N’est-ce pas d’un tel homme qu’a besoin la Côte d’Ivoire pour qu’elle puisse, à nouveau, se tenir debout ? Debout, notre pays pourra offrir à sa jeunesse les perspectives d’un élargissement de sa conscience. La jeunesse saluera alors le mérite et l’excellence comme ce qui honore l’homme, en se détournant des mouches de la place publique devenues des modèles de vie. Debout, la Côte d’Ivoire pourra avoir une Université renouant avec sa vocation à l’universalité, soucieuse de la noblesse infinie du savoir, où les étudiants apprennent à manier le stylo, non la machette, où l’on souhaite bonsoir à un patriotisme instinctif fait de la bouillie du cœur, oubliant que la république, communauté des hommes raisonnables, est, avant tout, une façon de se tenir dans l’ouvert, en cherchant tout simplement à devenir ami de l’homme, quel qu’il soit.
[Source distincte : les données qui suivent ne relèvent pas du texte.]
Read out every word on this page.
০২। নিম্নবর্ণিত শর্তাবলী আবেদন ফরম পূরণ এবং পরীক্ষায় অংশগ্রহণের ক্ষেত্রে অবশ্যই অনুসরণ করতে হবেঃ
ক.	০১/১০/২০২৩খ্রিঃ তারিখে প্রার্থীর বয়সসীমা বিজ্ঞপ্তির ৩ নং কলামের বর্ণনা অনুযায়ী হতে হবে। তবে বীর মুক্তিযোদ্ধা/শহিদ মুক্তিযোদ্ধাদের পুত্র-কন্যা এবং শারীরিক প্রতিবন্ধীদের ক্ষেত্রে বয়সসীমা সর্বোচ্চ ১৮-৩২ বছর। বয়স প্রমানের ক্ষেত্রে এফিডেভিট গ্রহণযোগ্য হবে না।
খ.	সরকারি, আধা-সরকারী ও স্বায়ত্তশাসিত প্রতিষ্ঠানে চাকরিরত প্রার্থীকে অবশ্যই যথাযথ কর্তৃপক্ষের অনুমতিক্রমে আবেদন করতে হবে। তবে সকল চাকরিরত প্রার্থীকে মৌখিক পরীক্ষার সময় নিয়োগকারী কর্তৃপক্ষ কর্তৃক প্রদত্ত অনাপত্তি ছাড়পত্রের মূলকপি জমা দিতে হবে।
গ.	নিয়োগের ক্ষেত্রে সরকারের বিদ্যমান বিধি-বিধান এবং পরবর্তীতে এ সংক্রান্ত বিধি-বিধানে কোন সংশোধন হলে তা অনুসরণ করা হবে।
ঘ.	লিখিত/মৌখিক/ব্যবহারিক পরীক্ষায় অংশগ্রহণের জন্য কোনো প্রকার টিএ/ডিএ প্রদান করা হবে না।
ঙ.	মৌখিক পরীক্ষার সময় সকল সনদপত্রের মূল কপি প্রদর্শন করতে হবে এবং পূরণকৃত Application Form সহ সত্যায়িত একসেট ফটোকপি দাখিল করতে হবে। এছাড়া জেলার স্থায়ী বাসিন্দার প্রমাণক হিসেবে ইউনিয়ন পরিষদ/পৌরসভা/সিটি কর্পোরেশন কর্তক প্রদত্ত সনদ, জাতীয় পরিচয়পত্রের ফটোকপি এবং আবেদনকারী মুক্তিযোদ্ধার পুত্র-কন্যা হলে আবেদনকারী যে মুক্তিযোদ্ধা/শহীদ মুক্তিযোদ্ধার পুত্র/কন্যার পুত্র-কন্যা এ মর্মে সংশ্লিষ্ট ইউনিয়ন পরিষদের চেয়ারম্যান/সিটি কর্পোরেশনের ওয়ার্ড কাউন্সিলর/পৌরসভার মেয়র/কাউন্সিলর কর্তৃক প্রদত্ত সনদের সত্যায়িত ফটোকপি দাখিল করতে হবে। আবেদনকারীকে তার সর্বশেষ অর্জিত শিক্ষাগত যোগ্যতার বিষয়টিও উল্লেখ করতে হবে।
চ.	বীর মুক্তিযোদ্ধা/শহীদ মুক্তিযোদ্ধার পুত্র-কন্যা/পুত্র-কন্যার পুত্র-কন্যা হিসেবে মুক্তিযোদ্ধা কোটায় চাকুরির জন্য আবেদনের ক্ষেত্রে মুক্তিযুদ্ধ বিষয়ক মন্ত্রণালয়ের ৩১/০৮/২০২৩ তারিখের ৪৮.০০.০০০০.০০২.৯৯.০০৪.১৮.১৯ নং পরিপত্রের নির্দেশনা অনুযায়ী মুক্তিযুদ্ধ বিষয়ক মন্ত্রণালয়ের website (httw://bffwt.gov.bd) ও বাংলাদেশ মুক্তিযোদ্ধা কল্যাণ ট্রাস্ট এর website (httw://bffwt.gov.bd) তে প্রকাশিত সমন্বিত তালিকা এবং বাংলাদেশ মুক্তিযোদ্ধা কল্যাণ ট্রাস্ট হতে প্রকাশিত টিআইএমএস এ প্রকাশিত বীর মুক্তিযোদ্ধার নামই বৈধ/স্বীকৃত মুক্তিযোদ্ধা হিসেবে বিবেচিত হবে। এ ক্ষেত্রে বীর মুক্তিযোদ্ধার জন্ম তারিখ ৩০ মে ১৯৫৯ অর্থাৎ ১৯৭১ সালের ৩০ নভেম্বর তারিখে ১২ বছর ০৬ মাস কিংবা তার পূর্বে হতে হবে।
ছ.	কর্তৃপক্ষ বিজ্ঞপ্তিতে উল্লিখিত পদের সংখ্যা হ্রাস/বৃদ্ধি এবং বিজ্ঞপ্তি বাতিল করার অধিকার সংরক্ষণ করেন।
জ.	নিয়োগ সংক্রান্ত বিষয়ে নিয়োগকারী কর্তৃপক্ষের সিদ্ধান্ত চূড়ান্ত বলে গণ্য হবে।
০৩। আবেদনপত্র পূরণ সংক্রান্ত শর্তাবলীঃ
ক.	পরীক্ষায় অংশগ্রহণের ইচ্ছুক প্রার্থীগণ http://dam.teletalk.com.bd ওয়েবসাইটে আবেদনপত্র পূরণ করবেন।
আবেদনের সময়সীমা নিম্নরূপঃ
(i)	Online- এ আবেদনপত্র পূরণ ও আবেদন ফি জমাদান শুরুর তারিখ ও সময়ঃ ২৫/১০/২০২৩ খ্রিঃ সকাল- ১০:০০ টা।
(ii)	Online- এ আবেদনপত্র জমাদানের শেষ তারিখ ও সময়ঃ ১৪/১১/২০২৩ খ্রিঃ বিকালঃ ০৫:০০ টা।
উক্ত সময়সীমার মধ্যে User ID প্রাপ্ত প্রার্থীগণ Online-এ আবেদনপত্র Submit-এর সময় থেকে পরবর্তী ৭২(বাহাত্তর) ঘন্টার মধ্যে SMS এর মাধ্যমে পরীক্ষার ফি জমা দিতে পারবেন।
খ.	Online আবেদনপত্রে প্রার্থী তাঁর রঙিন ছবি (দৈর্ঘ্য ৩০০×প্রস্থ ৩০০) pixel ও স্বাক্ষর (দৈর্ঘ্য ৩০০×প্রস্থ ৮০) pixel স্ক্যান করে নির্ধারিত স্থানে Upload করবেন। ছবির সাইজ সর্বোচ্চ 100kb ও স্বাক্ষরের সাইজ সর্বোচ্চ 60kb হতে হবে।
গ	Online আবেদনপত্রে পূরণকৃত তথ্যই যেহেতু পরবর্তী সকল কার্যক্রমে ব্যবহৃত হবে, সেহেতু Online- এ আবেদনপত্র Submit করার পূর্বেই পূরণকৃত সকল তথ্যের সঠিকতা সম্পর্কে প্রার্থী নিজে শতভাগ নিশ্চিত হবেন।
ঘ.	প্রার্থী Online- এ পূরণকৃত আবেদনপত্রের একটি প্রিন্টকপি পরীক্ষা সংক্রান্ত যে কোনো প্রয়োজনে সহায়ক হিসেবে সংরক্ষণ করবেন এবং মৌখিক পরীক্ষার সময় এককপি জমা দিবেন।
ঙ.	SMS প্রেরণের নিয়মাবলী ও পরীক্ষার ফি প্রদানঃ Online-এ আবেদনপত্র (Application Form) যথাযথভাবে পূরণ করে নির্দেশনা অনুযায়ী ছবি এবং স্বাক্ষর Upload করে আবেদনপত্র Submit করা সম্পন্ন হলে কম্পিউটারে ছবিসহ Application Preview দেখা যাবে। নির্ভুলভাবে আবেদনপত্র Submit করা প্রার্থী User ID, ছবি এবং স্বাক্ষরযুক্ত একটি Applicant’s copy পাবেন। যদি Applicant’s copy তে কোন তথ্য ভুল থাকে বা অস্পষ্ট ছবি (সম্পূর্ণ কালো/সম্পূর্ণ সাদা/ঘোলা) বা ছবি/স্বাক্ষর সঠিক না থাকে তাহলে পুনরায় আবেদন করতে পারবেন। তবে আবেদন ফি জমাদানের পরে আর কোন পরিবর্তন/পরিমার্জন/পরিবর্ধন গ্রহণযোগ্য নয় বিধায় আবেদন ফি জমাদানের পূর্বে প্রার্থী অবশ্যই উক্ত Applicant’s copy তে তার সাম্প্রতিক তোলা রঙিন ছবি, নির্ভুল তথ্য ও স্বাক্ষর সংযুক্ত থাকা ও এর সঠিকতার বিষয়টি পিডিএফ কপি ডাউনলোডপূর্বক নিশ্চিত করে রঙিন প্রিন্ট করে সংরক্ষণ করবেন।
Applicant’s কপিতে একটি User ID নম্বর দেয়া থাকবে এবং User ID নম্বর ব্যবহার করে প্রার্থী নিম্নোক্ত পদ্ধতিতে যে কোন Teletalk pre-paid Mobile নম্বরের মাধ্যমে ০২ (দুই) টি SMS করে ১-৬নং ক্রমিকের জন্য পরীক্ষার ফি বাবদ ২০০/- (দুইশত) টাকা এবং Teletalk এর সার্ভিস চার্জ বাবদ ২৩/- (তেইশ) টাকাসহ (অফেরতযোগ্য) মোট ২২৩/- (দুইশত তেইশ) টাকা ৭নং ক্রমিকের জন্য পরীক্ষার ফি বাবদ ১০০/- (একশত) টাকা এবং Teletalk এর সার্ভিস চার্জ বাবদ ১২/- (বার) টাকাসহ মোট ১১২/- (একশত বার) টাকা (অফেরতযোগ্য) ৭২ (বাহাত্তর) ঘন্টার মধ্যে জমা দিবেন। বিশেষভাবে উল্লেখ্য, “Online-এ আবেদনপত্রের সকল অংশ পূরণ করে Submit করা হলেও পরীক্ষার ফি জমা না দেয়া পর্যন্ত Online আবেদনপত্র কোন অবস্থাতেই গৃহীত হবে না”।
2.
La jeunesse n’est-elle pas le lieu des rêves et des idéaux fertilisant l’avenir, afin que demain soit meilleur et plus beau qu’aujourd’hui ? Elle a besoin d’être nourrie de ce qui l’aidera à lever la tête pour savoir qu’il existe une hauteur où il convient de prendre sa mesure. Elle a besoin d’être tirée vers l’avant, dans une gracieuse aimantation. Il n’est pas sain de la réduire à une masse désœuvrée, utilisée seulement pour coller des affiches et faire circuler des messages de haine s’emplissant hideusement d’une sous-culture, du genre : « Un mauvais frère vaut mieux qu’un étranger » ! La jeunesse doit savoir que les repas que l’homme prend dans les régions inférieures du bas-monde font de lui la proie d’entités ténébreuses.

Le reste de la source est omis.